| | | | | |
Item 2.01 | Completion of Acquisition or Disposition of Assets. |
On April 12, 2023, MRC Hat Mesa, LLC (“Purchaser”), a wholly-owned subsidiary of Matador Resources Company (“Matador”), consummated the previously disclosed acquisition (the “Acquisition”) contemplated by that certain Securities Purchase Agreement, dated as of January 24, 2023 (the “Purchase Agreement”), among Purchaser, MRC Energy Company (“MRC Energy”) (solely for the purposes of guaranteeing the obligations of Purchaser), AEP EnCap HoldCo, LLC (“AEP EnCap”), Ameradvance Management LLC (“ManagementCo” and, together with AEP EnCap, each a “Seller” and collectively, the “Sellers”) and Advance Energy Partners Holdings, LLC (the “Target”), pursuant to which, among other things, Sellers agreed to sell to Purchaser, and Purchaser agreed to purchase from Sellers, all of the issued and outstanding membership interests of the Target, for an aggregate purchase price consisting of (i) an amount in cash equal to $1,600,000,000 (subject to certain customary adjustments, including for working capital and for title defects and environmental defects) and (ii) for each calendar month during calendar year 2023 in which the average of the daily settlement price for the West Texas Intermediate (WTI) light sweet crude oil prompt month futures contract for such calendar month exceeds $85.00, a payment equal to $7,500,000 (each such payment attributable to such calendar month, a “Contingent Consideration Payment”).
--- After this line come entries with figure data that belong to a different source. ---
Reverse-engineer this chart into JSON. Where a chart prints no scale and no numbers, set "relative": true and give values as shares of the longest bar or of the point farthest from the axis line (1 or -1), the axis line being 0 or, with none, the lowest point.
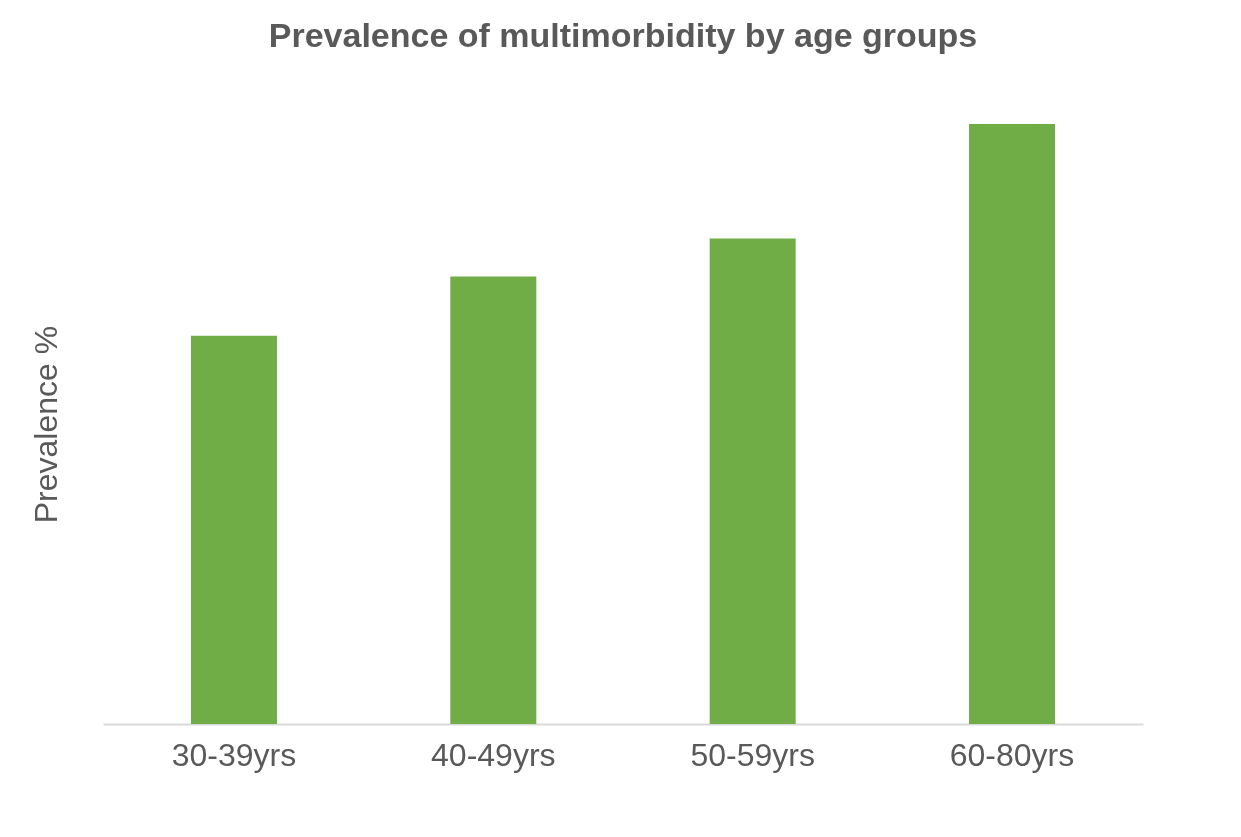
{
  "chart_data": {
    "type": "bar",
    "title": "Prevalence of multimorbidity by age groups",
    "ylabel": "Prevalence %",
    "categories": [
      "30-39yrs",
      "40-49yrs",
      "50-59yrs",
      "60-80yrs"
    ],
    "values": [
      0.647,
      0.746,
      0.809,
      1.0
    ],
    "color": "#70ad47",
    "relative": true,
    "grid": false
  }
}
The Target holds certain oil and natural gas producing properties and undeveloped acreage located primarily in Lea County, New Mexico and Ward County, Texas, including approximately 18,500 net acres (99% held by production) in the core of the northern Delaware Basin, most of which is strategically located in Matador’s Ranger asset area in Lea County, New Mexico near Matador’s existing properties.
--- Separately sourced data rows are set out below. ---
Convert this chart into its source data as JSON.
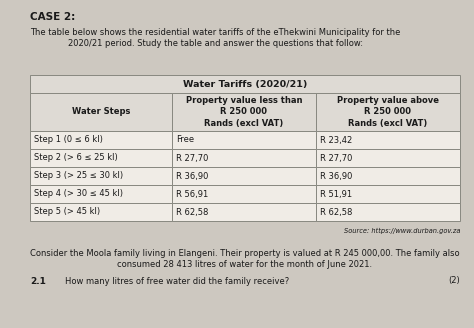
{
  "case_title": "CASE 2:",
  "intro_text": "The table below shows the residential water tariffs of the eThekwini Municipality for the\n2020/21 period. Study the table and answer the questions that follow:",
  "table_title": "Water Tariffs (2020/21)",
  "col_headers": [
    "Water Steps",
    "Property value less than\nR 250 000\nRands (excl VAT)",
    "Property value above\nR 250 000\nRands (excl VAT)"
  ],
  "rows": [
    [
      "Step 1 (0 ≤ 6 kl)",
      "Free",
      "R 23,42"
    ],
    [
      "Step 2 (> 6 ≤ 25 kl)",
      "R 27,70",
      "R 27,70"
    ],
    [
      "Step 3 (> 25 ≤ 30 kl)",
      "R 36,90",
      "R 36,90"
    ],
    [
      "Step 4 (> 30 ≤ 45 kl)",
      "R 56,91",
      "R 51,91"
    ],
    [
      "Step 5 (> 45 kl)",
      "R 62,58",
      "R 62,58"
    ]
  ],
  "source_text": "Source: https://www.durban.gov.za",
  "bottom_text": "Consider the Moola family living in Elangeni. Their property is valued at R 245 000,00. The family also\nconsumed 28 413 litres of water for the month of June 2021.",
  "question_num": "2.1",
  "question_text": "How many litres of free water did the family receive?",
  "question_marks": "(2)",
  "bg_color": "#cdc8c0",
  "table_bg": "#f0ece6",
  "header_bg": "#dedad4",
  "border_color": "#888880",
  "text_color": "#1a1a1a",
  "font_size_table_title": 6.8,
  "font_size_col_header": 6.0,
  "font_size_data": 6.0,
  "font_size_body": 6.0,
  "font_size_case": 7.5
}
Upon the closing of the Acquisition, Purchaser paid the as-adjusted closing purchase price of approximately $1,597,533,504 in cash, which amount is subject to customary post-closing adjustments and any potential Contingent Consideration Payments.
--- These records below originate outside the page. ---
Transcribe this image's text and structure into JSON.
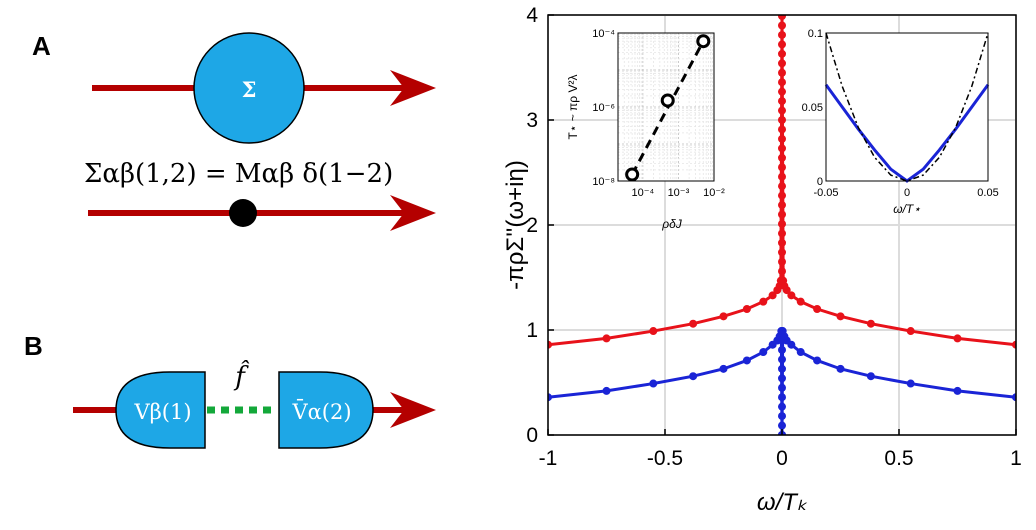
{
  "figure": {
    "panels": {
      "a": "A",
      "b": "B"
    },
    "diagram_a": {
      "bubble_symbol": "Σ",
      "equation": "Σαβ(1,2) = Mαβ δ(1−2)"
    },
    "diagram_b": {
      "left_vertex": "Vβ(1)",
      "right_vertex": "V̄α(2)",
      "propagator_label": "f̂"
    },
    "colors": {
      "arrow": "#b40000",
      "bubble": "#1ea7e6",
      "dots": "#13a83a",
      "red": "#e8121a",
      "blue": "#1a24d6"
    }
  },
  "chart_data": [
    {
      "type": "line",
      "xlabel": "ω/T_K",
      "ylabel": "-πρΣ''(ω+iη)",
      "xlim": [
        -1,
        1
      ],
      "ylim": [
        0,
        4
      ],
      "xticks": [
        "-1",
        "-0.5",
        "0",
        "0.5",
        "1"
      ],
      "yticks": [
        "0",
        "1",
        "2",
        "3",
        "4"
      ],
      "grid": true,
      "series": [
        {
          "color": "#e8121a",
          "x": [
            -1.0,
            -0.75,
            -0.55,
            -0.38,
            -0.25,
            -0.15,
            -0.08,
            -0.04,
            -0.02,
            -0.01,
            -0.005,
            0.0,
            0.005,
            0.01,
            0.02,
            0.04,
            0.08,
            0.15,
            0.25,
            0.38,
            0.55,
            0.75,
            1.0
          ],
          "y": [
            0.86,
            0.92,
            0.99,
            1.06,
            1.13,
            1.2,
            1.27,
            1.33,
            1.38,
            1.42,
            1.47,
            4.0,
            1.47,
            1.42,
            1.38,
            1.33,
            1.27,
            1.2,
            1.13,
            1.06,
            0.99,
            0.92,
            0.86
          ]
        },
        {
          "color": "#1a24d6",
          "x": [
            -1.0,
            -0.75,
            -0.55,
            -0.38,
            -0.25,
            -0.15,
            -0.08,
            -0.04,
            -0.02,
            -0.01,
            -0.003,
            0.0,
            0.003,
            0.01,
            0.02,
            0.04,
            0.08,
            0.15,
            0.25,
            0.38,
            0.55,
            0.75,
            1.0
          ],
          "y": [
            0.36,
            0.42,
            0.49,
            0.56,
            0.63,
            0.71,
            0.79,
            0.86,
            0.9,
            0.94,
            0.99,
            0.0,
            0.99,
            0.94,
            0.9,
            0.86,
            0.79,
            0.71,
            0.63,
            0.56,
            0.49,
            0.42,
            0.36
          ]
        }
      ]
    },
    {
      "type": "scatter",
      "xlabel": "ρδJ",
      "ylabel": "T⋆ ~ πρ V²λ",
      "xscale": "log",
      "yscale": "log",
      "xlim": [
        2e-05,
        0.01
      ],
      "ylim": [
        1e-08,
        0.0001
      ],
      "xticks": [
        "10⁻⁴",
        "10⁻³",
        "10⁻²"
      ],
      "yticks": [
        "10⁻⁸",
        "10⁻⁶",
        "10⁻⁴"
      ],
      "grid": true,
      "x": [
        5e-05,
        0.0005,
        0.005
      ],
      "y": [
        1.5e-08,
        1.5e-06,
        6e-05
      ],
      "fit_line": true
    },
    {
      "type": "line",
      "xlabel": "ω/T⋆",
      "xlim": [
        -0.05,
        0.05
      ],
      "ylim": [
        0,
        0.1
      ],
      "xticks": [
        "-0.05",
        "0",
        "0.05"
      ],
      "yticks": [
        "0",
        "0.05",
        "0.1"
      ],
      "grid": false,
      "series": [
        {
          "color": "#1a24d6",
          "x": [
            -0.05,
            -0.04,
            -0.03,
            -0.02,
            -0.01,
            0.0,
            0.01,
            0.02,
            0.03,
            0.04,
            0.05
          ],
          "y": [
            0.065,
            0.05,
            0.035,
            0.021,
            0.008,
            0.0,
            0.008,
            0.021,
            0.035,
            0.05,
            0.065
          ]
        },
        {
          "color": "#000000",
          "dashed": true,
          "x": [
            -0.05,
            -0.04,
            -0.03,
            -0.02,
            -0.01,
            0.0,
            0.01,
            0.02,
            0.03,
            0.04,
            0.05
          ],
          "y": [
            0.1,
            0.064,
            0.036,
            0.016,
            0.004,
            0.0,
            0.004,
            0.016,
            0.036,
            0.064,
            0.1
          ]
        }
      ]
    }
  ]
}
The foregoing description of the Acquisition and the Purchase Agreement does not purport to be complete and is subject to, and qualified in its entirety by, the full text of the Purchase Agreement, a copy of which is filed as Exhibit 2.1 to this Current Report on Form 8-K (this “Current Report”) and is incorporated herein by reference. This summary of the principal terms of the Purchase Agreement and the copy of the Purchase Agreement filed as Exhibit 2.1 have been included to provide investors with information regarding its terms. It is not intended to provide any other factual information about Matador, Purchaser, MRC Energy, the Sellers, the Target or any of their respective subsidiaries or affiliates. In particular, the assertions embodied in the representations and warranties contained in the Purchase Agreement are qualified by information in confidential disclosure schedules provided by the parties in connection with the signing of the Purchase Agreement. These confidential disclosure schedules contain information that modifies, qualifies and creates exceptions to the representations and warranties and certain covenants set forth in the Purchase Agreement. Moreover, the representations, warranties and covenants in the Purchase Agreement were made as of specific dates, were made solely for the Purchase Agreement and for the purposes of allocating risk between the parties to the Purchase Agreement, rather than establishing matters as facts, are solely for the benefit of such parties, may be subject to qualifications or limitations agreed upon by such parties and may be subject to standards of materiality applicable to such parties that differ from those generally applicable to investors and reports and documents filed with the Securities and Exchange Commission. Accordingly, investors are not third-party beneficiaries under the Purchase Agreement and the representations, warranties and covenants in the Purchase Agreement, and any descriptions thereof, should not be relied on as characterizations of the actual state of facts or circumstances of Matador, Purchaser, MRC Energy, the Sellers or the Target. Moreover, information concerning the subject matter of such representations, warranties and covenants may change after the date of the Purchase Agreement, which subsequent information may or may not be fully reflected in the parties’ public disclosures.